In De Lucia et al. 2025, we investigate the environments of massive quiescent galaxies at 3 < z < 5 using our GAEA model. We show that model high-z quiescent galaxies are alpha-enhanced and exhibit a wide range of stellar metallicities, in broad agreement with current observational estimates. Massive high-z quiescent galaxies in our model occupy a range of environments, from void-like regions to dense knots at the intersections of filaments. Quiescent galaxies in underdense regions typically reside in halos that collapsed early and grew rapidly at high redshift, though this trend becomes difficult to identify observationally due to a large intrinsic scatter in star formation histories. The descendants of high-z massive quiescent galaxies display a broad distribution in mass and environments at z=0, reflecting the stochastic nature of mergers. About one third of these systems remain permanently quenched in our model, while most rejuvenation events are merger-driven and more common in overdense regions. 
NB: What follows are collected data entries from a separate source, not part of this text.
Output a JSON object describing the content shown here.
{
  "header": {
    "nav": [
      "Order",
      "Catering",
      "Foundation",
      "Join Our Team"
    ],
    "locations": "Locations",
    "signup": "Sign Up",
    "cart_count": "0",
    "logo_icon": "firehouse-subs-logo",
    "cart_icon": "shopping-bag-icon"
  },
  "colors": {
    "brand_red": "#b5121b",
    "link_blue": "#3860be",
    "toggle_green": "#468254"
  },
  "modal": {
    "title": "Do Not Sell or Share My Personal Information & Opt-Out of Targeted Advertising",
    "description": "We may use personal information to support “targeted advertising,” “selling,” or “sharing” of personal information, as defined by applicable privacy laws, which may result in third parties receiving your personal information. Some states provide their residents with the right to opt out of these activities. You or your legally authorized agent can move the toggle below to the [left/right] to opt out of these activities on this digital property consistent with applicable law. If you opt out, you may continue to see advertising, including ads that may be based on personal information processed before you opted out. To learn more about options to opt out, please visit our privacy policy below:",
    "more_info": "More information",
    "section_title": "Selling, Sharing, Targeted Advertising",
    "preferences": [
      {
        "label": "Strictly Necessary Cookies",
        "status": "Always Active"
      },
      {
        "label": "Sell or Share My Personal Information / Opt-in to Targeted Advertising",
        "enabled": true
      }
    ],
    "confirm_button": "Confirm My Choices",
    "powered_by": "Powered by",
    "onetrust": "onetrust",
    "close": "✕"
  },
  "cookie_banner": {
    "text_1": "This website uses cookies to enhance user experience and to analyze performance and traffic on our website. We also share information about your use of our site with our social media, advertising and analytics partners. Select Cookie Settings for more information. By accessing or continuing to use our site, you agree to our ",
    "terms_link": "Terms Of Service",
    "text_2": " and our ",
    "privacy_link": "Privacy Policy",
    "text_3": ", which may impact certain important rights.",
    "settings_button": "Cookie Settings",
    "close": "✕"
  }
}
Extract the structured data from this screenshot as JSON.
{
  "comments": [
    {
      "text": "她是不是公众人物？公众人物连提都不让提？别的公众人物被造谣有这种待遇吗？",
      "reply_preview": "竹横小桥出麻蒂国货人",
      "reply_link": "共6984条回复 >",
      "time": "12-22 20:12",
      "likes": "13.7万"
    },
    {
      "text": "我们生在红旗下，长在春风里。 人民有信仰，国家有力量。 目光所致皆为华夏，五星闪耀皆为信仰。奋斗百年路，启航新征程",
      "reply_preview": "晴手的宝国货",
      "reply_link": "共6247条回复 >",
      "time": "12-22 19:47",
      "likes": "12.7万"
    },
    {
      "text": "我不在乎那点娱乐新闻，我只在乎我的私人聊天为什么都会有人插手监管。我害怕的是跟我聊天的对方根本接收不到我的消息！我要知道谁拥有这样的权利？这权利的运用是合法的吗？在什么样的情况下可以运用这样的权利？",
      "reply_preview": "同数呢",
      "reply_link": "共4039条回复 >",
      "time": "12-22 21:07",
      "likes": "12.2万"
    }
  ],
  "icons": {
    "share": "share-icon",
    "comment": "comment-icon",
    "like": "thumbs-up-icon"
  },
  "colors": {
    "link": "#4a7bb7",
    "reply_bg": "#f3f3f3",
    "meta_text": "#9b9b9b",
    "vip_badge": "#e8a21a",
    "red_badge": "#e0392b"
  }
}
In Cantarella et al 2025, we discuss GAEA predictions for the very high-redshift Universe. We show that GAEA successfully reproduces a wide range of high-z observational estimates including: the galaxy stellar mass function up to z~13 and the galaxies+AGN UV luminosity function up to z~10. We find that UV emission from AGN represents an important contribution at the bright end up to z~8, but becomes negligible at higher redshift. Our model reproduces well the observed mass-metallicity relation at z<4, while it slightly overestimates the normalization of the relation at earlier cosmic epochs. We investigate the impact of different physical mechanisms, such as an enhanced star formation efficiency coupled with a reduced stellar feedback or a negligible stellar feedback at z>10. In the framework of our model, both the galaxy stellar mass and UV luminosity functions at  z>10 can be explained by assuming feedback-free starbursts in high-density molecular clouds. However, we show that this model variant leads to a slight increase of the normalization of the z>10 mass-metallicity relation, strengthening the tension with available data. A model with negligible stellar feedback at  z>10 also predicts larger numbers of massive and bright galaxies aligning well with observations, but it also overestimates the metallicity of the interstellar medium. We show that these model variants can in principle be discriminated using the relation between the star formation rate and galaxy stellar mass.

In Fontanot et al. 2025, we study the properties and environments of z>6 bright quasars as predicted by our GAEA model. We show that at z>6 bright QSOs live in a variety of environments, and that secular processes like disc instability are responsible for triggering roughly the same number of QSOs as galaxy mergers. About half of the regions these high-z QSOs include other active galaxies in sizeable number, the other host galaxies being relatively isolated. The large field-to-field variance in the the number of companions (both active and non-active) recently reported from JWST observations is fairly well reproduced by GAEA predictions. Descendants of host galaxies at z=0 cover a wide range of physical properties and environments with only a small fraction of the hosts of high-z QSOs ending up in massive galaxy clusters. Viceversa, GAEA predicts that only a small fraction of Bright Central Galaxies have a bright z>6 QSOs among their progenitors. Our results suggest that luminous high-z QSO loosely trace the progenitors of low-z galaxy clusters, and that additional information about the environment of high-z QSOs are required to identify the most promising proto-cluster candidates.

Faisst et al. (2025) present the stellar mass-metallicity relation and mass-metallicity star formation relation of 18 massive main sequence galaxies at z~5 from the ALPINE-CRISTAL-JWST sample. Little evolution is found at the massive end of the MZR between z~5 and cosmic noon at a~2, suggesting a fast metal enrichment at early times. Observational estimates are compared to the most recent version (in preparation) of our GAEA model including an explicit treatment for dust. The model is used to interpret current estimates and discuss future evolution of the ALPINE-CRISTAL-JWST galaxies at later cosmic epochs. 

In Xie et al. (2025), we our GAEA model and TNG simulation to investigate whether cluster galaxies suffer from strong RPS that is sufficient to remove a significant fraction of their gas during the first pericentric passage. By tracing the orbit of galaxies since 2.5Rvir, we find in both GAEA and TNG that about half of the galaxies in Virgo-like halos did not suffer strong RPS during the first pericentric passage. In Coma-like halos, almost all galaxies have suffered strong RPS during the first pericentric passage, which can remove all gas from low-mass galaxies but is insufficient to significantly reduce the gas content of more massive galaxies. In general, results from TNG and GAEA are consistent, with the RPS being only slightly stronger in TNG than in GAEA. Our findings suggest that most cluster galaxies maintain a notable fraction of their gas and continue forming stars after the first pericentric passage, except for those with a low stellar mass in very massive halos.